5
Mai
2011

Immeuble menaçant dans la côte du Passage

Article de Pierre Duquet. Le Peuple Lévis.

Des mesures d’urgence ont été envisagées par la Ville de Lévis, le 4 mai dernier, pour autoriser la démolition rapide d’un immeuble dans la côte du Passage. Le revêtement de briques menaçait de s’écrouler sous la force des vibrations causées par les travaux majeurs effectués à proximité.

L’immeuble portant les numéros d’immeuble 40, 36 et 38, propriété du promoteur Denys Garand, présentait un sérieux danger pour les travailleurs affectés aux travaux de réaménagement de cette portion de la côte du Passage.

Dans les jours qui ont précédé, un ingénieur avait recommandé de sécuriser une partie de la façade de brique de l’immeuble pour laquelle le promoteur souhaite obtenir une autorisation de démolition. Devant le danger anticipé, la Ville de Lévis a sérieusement étudié la possibilité d’ordonner la démolition prématurée du bâtiment sans que la demande chemine au Comité de démolition de la Ville.

Toutefois, on a jugé que cette solution n’était pas applicable et que les mesures prises pour sécuriser les lieux s’avéraient suffisantes pour l’instant. Le promoteur, déjà en attente d’une décision pour sa demande de démolition d’un second immeuble située en face, aux numéros 35 et 37, devra donc faire cheminer sa seconde demande selon le règlement établi.

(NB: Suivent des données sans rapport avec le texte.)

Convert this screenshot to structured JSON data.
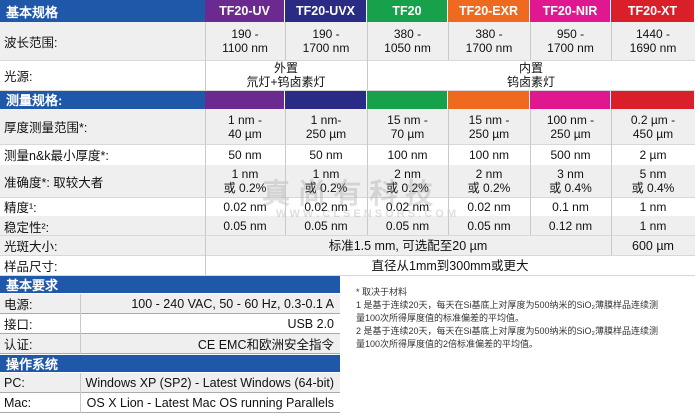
{
  "colors": {
    "header_blue": "#1f58a8",
    "uv": "#6a2a8f",
    "uvx": "#2a2b85",
    "tf20": "#16a14a",
    "exr": "#ef6a1f",
    "nir": "#e0178e",
    "xt": "#d81f2a"
  },
  "sections": {
    "basic": "基本规格",
    "measure": "测量规格:",
    "req": "基本要求",
    "os": "操作系统"
  },
  "columns": [
    "TF20-UV",
    "TF20-UVX",
    "TF20",
    "TF20-EXR",
    "TF20-NIR",
    "TF20-XT"
  ],
  "basic_rows": {
    "wavelength": {
      "label": "波长范围:",
      "values": [
        [
          "190 -",
          "1100 nm"
        ],
        [
          "190 -",
          "1700 nm"
        ],
        [
          "380 -",
          "1050 nm"
        ],
        [
          "380 -",
          "1700 nm"
        ],
        [
          "950 -",
          "1700 nm"
        ],
        [
          "1440 -",
          "1690 nm"
        ]
      ]
    },
    "source": {
      "label": "光源:",
      "external": [
        "外置",
        "氘灯+钨卤素灯"
      ],
      "internal": [
        "内置",
        "钨卤素灯"
      ]
    }
  },
  "measure_rows": [
    {
      "label": "厚度测量范围*:",
      "values": [
        [
          "1 nm -",
          "40 µm"
        ],
        [
          "1 nm-",
          "250 µm"
        ],
        [
          "15 nm -",
          "70 µm"
        ],
        [
          "15 nm -",
          "250 µm"
        ],
        [
          "100 nm -",
          "250 µm"
        ],
        [
          "0.2 µm -",
          "450 µm"
        ]
      ]
    },
    {
      "label": "测量n&k最小厚度*:",
      "values": [
        [
          "50 nm"
        ],
        [
          "50 nm"
        ],
        [
          "100 nm"
        ],
        [
          "100 nm"
        ],
        [
          "500 nm"
        ],
        [
          "2 µm"
        ]
      ]
    },
    {
      "label": "准确度*: 取较大者",
      "values": [
        [
          "1 nm",
          "或 0.2%"
        ],
        [
          "1 nm",
          "或 0.2%"
        ],
        [
          "2 nm",
          "或 0.2%"
        ],
        [
          "2 nm",
          "或 0.2%"
        ],
        [
          "3 nm",
          "或 0.4%"
        ],
        [
          "5 nm",
          "或 0.4%"
        ]
      ]
    },
    {
      "label": "精度¹:",
      "values": [
        [
          "0.02 nm"
        ],
        [
          "0.02 nm"
        ],
        [
          "0.02 nm"
        ],
        [
          "0.02 nm"
        ],
        [
          "0.1 nm"
        ],
        [
          "1 nm"
        ]
      ]
    },
    {
      "label": "稳定性²:",
      "values": [
        [
          "0.05 nm"
        ],
        [
          "0.05 nm"
        ],
        [
          "0.05 nm"
        ],
        [
          "0.05 nm"
        ],
        [
          "0.12 nm"
        ],
        [
          "1 nm"
        ]
      ]
    }
  ],
  "spot": {
    "label": "光斑大小:",
    "common": "标准1.5 mm, 可选配至20 µm",
    "xt": "600 µm"
  },
  "sample": {
    "label": "样品尺寸:",
    "value": "直径从1mm到300mm或更大"
  },
  "requirements": [
    {
      "label": "电源:",
      "value": "100 - 240 VAC, 50 - 60 Hz, 0.3-0.1 A"
    },
    {
      "label": "接口:",
      "value": "USB 2.0"
    },
    {
      "label": "认证:",
      "value": "CE EMC和欧洲安全指令"
    }
  ],
  "os_rows": [
    {
      "label": "PC:",
      "value": "Windows XP (SP2) - Latest Windows (64-bit)"
    },
    {
      "label": "Mac:",
      "value": "OS X Lion - Latest Mac OS running Parallels"
    }
  ],
  "notes": [
    "* 取决于材料",
    "1 是基于连续20天，每天在Si基底上对厚度为500纳米的SiO₂薄膜样品连续测",
    "量100次所得厚度值的标准偏差的平均值。",
    "2 是基于连续20天，每天在Si基底上对厚度为500纳米的SiO₂薄膜样品连续测",
    "量100次所得厚度值的2倍标准偏差的平均值。"
  ],
  "watermark": {
    "cn": "真 尚 有 科 技",
    "en": "W W W . C L S E N S O R S . C O M"
  }
}
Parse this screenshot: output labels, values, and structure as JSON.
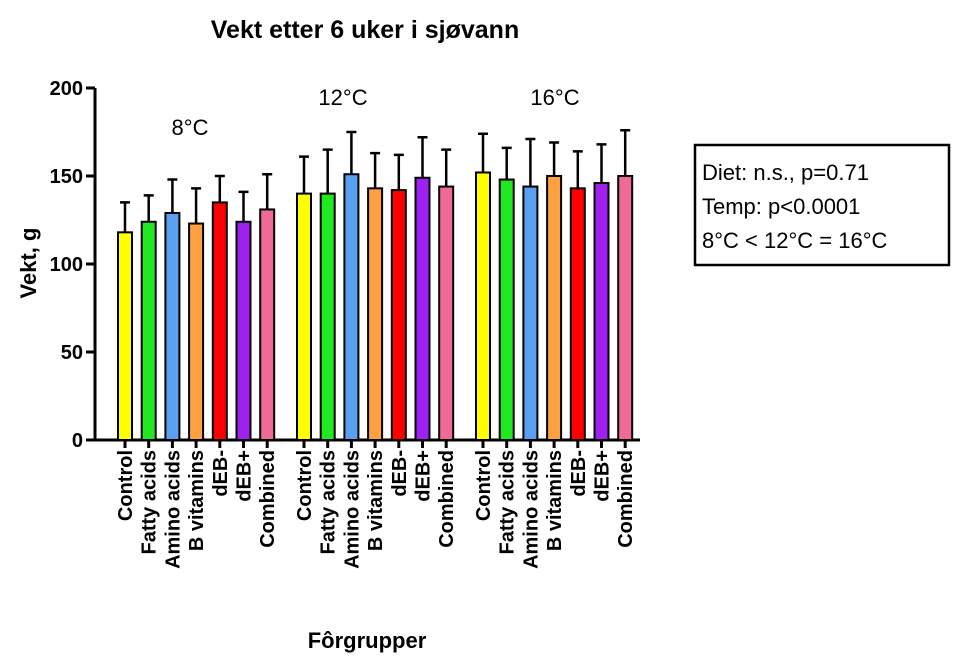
{
  "chart_data": {
    "type": "bar",
    "title": "Vekt etter 6 uker i sjøvann",
    "y_label": "Vekt, g",
    "x_label": "Fôrgrupper",
    "ylim": [
      0,
      200
    ],
    "yticks": [
      0,
      50,
      100,
      150,
      200
    ],
    "colors": [
      "#ffff00",
      "#22e822",
      "#5aa0f0",
      "#ffa040",
      "#ff0000",
      "#a020f0",
      "#f06a96"
    ],
    "groups": [
      {
        "label": "8°C",
        "categories": [
          "Control",
          "Fatty acids",
          "Amino acids",
          "B vitamins",
          "dEB-",
          "dEB+",
          "Combined"
        ],
        "values": [
          118,
          124,
          129,
          123,
          135,
          124,
          131
        ],
        "errors": [
          17,
          15,
          19,
          20,
          15,
          17,
          20
        ]
      },
      {
        "label": "12°C",
        "categories": [
          "Control",
          "Fatty acids",
          "Amino acids",
          "B vitamins",
          "dEB-",
          "dEB+",
          "Combined"
        ],
        "values": [
          140,
          140,
          151,
          143,
          142,
          149,
          144
        ],
        "errors": [
          21,
          25,
          24,
          20,
          20,
          23,
          21
        ]
      },
      {
        "label": "16°C",
        "categories": [
          "Control",
          "Fatty acids",
          "Amino acids",
          "B vitamins",
          "dEB-",
          "dEB+",
          "Combined"
        ],
        "values": [
          152,
          148,
          144,
          150,
          143,
          146,
          150
        ],
        "errors": [
          22,
          18,
          27,
          19,
          21,
          22,
          26
        ]
      }
    ],
    "annotation": [
      "Diet: n.s., p=0.71",
      "Temp: p<0.0001",
      "8°C < 12°C = 16°C"
    ]
  }
}
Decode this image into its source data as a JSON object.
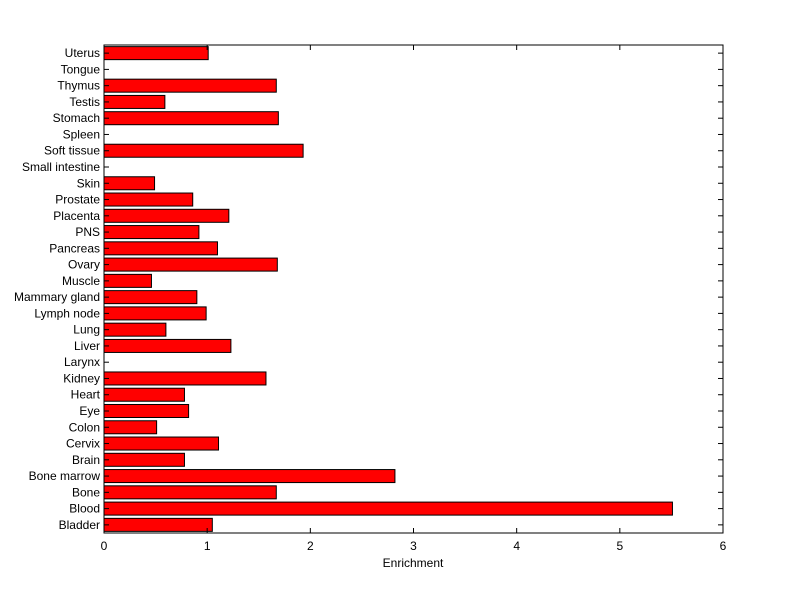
{
  "chart_data": {
    "type": "bar",
    "orientation": "horizontal",
    "title": "",
    "xlabel": "Enrichment",
    "ylabel": "",
    "xlim": [
      0,
      6
    ],
    "xticks": [
      "0",
      "1",
      "2",
      "3",
      "4",
      "5",
      "6"
    ],
    "grid": false,
    "bar_color": "#ff0000",
    "categories": [
      "Uterus",
      "Tongue",
      "Thymus",
      "Testis",
      "Stomach",
      "Spleen",
      "Soft tissue",
      "Small intestine",
      "Skin",
      "Prostate",
      "Placenta",
      "PNS",
      "Pancreas",
      "Ovary",
      "Muscle",
      "Mammary gland",
      "Lymph node",
      "Lung",
      "Liver",
      "Larynx",
      "Kidney",
      "Heart",
      "Eye",
      "Colon",
      "Cervix",
      "Brain",
      "Bone marrow",
      "Bone",
      "Blood",
      "Bladder"
    ],
    "values": [
      1.01,
      0,
      1.67,
      0.59,
      1.69,
      0,
      1.93,
      0,
      0.49,
      0.86,
      1.21,
      0.92,
      1.1,
      1.68,
      0.46,
      0.9,
      0.99,
      0.6,
      1.23,
      0,
      1.57,
      0.78,
      0.82,
      0.51,
      1.11,
      0.78,
      2.82,
      1.67,
      5.51,
      1.05
    ]
  }
}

Par ailleurs, le Journal Le Peuple a appris que la demande de démolition de l’immeuble du 35 et 37, côte du Passage, contestée par des résidants du secteur à la fin de 2009, devra être présentée de nouveau.

En effet, la première demande avait été entendue par l’ancien comité de démolition de l’arrondissement Desjardins remplacé depuis par un comité agissant pour l’ensemble du territoire de la Ville de Lévis. Cependant, il ne s’agirait que d’une simple formalité puisque le dossier de cette première demande est complet. La décision devrait donc être rendue prochainement.


Reproduit avec autorisation au moment de la publication.


Catégorie(s) : Habitation

Publié le jeudi 5 mai 2011 à 21:34
Modifié le mardi 19 juin 2018 à 13:09

3 commentaires+  Commenter

  • La tactique est tellement grossière et la « collaboration » entre les « autorités » de la ville et le « promoteur » est tellement scénarisée, qu’il faut être aveugle pour pas se rendre compte du truc.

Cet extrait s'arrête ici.